Whitney: One of the great things about our practice is that there really are no “typical days,” but some common tasks that I perform include helping clients identify legal breach notice obligations in the wake of a cyber-incident, managing and advising on internal investigations, communicating with law enforcement in the context of a ransomware attack, and responding to inquiries from data protection authorities and state attorneys general. The pace of my days can also vary dramatically depending on clients’ needs and whether we need to meet particular legal and regulatory deadlines.
Max: Again, really, really variable! At one point, I may be drafting a privacy policy or a data transfer agreement, and at another, I may be on the phone with the FBI reporting a new cyber incident on behalf of a client. When a new proposed law is released, I spend time reading it over in detail so that I can discuss it with clients and colleagues alike. Other times I am reviewing existing laws in order to advise a client by email on how to structure a new application. Some days I find myself switching seamlessly (well, on a good day) between 8 10 different tasks and clients.

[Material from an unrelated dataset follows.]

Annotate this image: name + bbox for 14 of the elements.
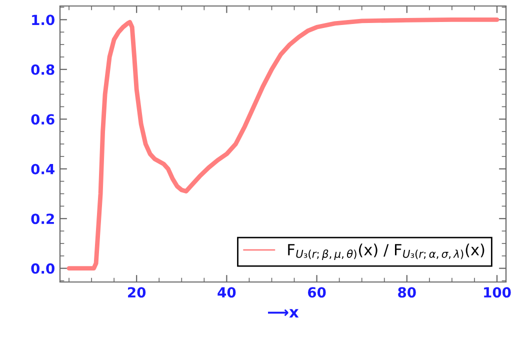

What training, classes, experience, or skills development would you recommend to someone who wishes to enter your practice area?
Whitney: There really is no standard path to becoming a privacy and data security attorney and the skills that you need to be a successful attorney in this field are the same skills you need to be a good attorney of any kind: intellectual curiosity, flexibility, strong research and legal writing skills, good oral communication, and strong analytical skills. However, if someone is interested in this field and they have the opportunity to take courses on privacy law or cybersecurity, I recommend taking those courses to become familiar with the issues at play in this field.
Max: I think people of all backgrounds and experience can make great data privacy lawyers. More important, I think is finding out if this is something that interests you. Chatting with lawyers and other practitioners in the space and reading industry publications and online articles, or even laws themselves, is a great way to start.
What is the most challenging aspect of practicing in this area?
Whitney: The most challenging aspect of being a privacy and data security attorney is that you have to be able to evolve and learn constantly to keep up with changes in the privacy and data security law landscape. While this is challenging, it is also part of what makes being in this field so interesting and enjoyable as it requires us to be creative and flexible and gives us the ability to come up with innovative solutions to new issues as they arise.
What do you like best about your practice area?
Whitney: Being a privacy and data security attorney is exciting. I enjoy working in such a challenging, fast-paced area of the law alongside colleagues who are passionate about this work and dedicated to serving our clients. The highlights of this practice for me are delivering favorable outcomes for our clients and working alongside industry-leading attorneys, such as Miriam Wugmeister and Alex Iftimie, on cutting-edge data security issues.
What are some typical tasks that a junior lawyer would perform in this practice area?
Max: I think cybersecurity incidents are a great place for juniors to start. These matters are about so much more than just legal knowledge, and involve all kinds of practical skills related to project management, communication, and advocacy—which makes it easier for juniors to jump right into. I also like to give junior associates opportunities to draft privacy policies, data transfer agreements, internal policies, and other documents that lean heavily on group-maintained templates. It’s a great way to learn about how we put law into practice, and also gives us an opportunity to have fresh eyes on something we see every day.
Given how quickly technology is evolving, how do you stay ahead of the curve and prepare for issues that may arise?
Max: I think the most important thing is staying connected. That means keeping up with the news, tracking new and exciting startups (including those founded by your friends!), and playing around with new apps or products. Beyond that, there’s not much you can do other than dive right in. In any case, that’s the fun part!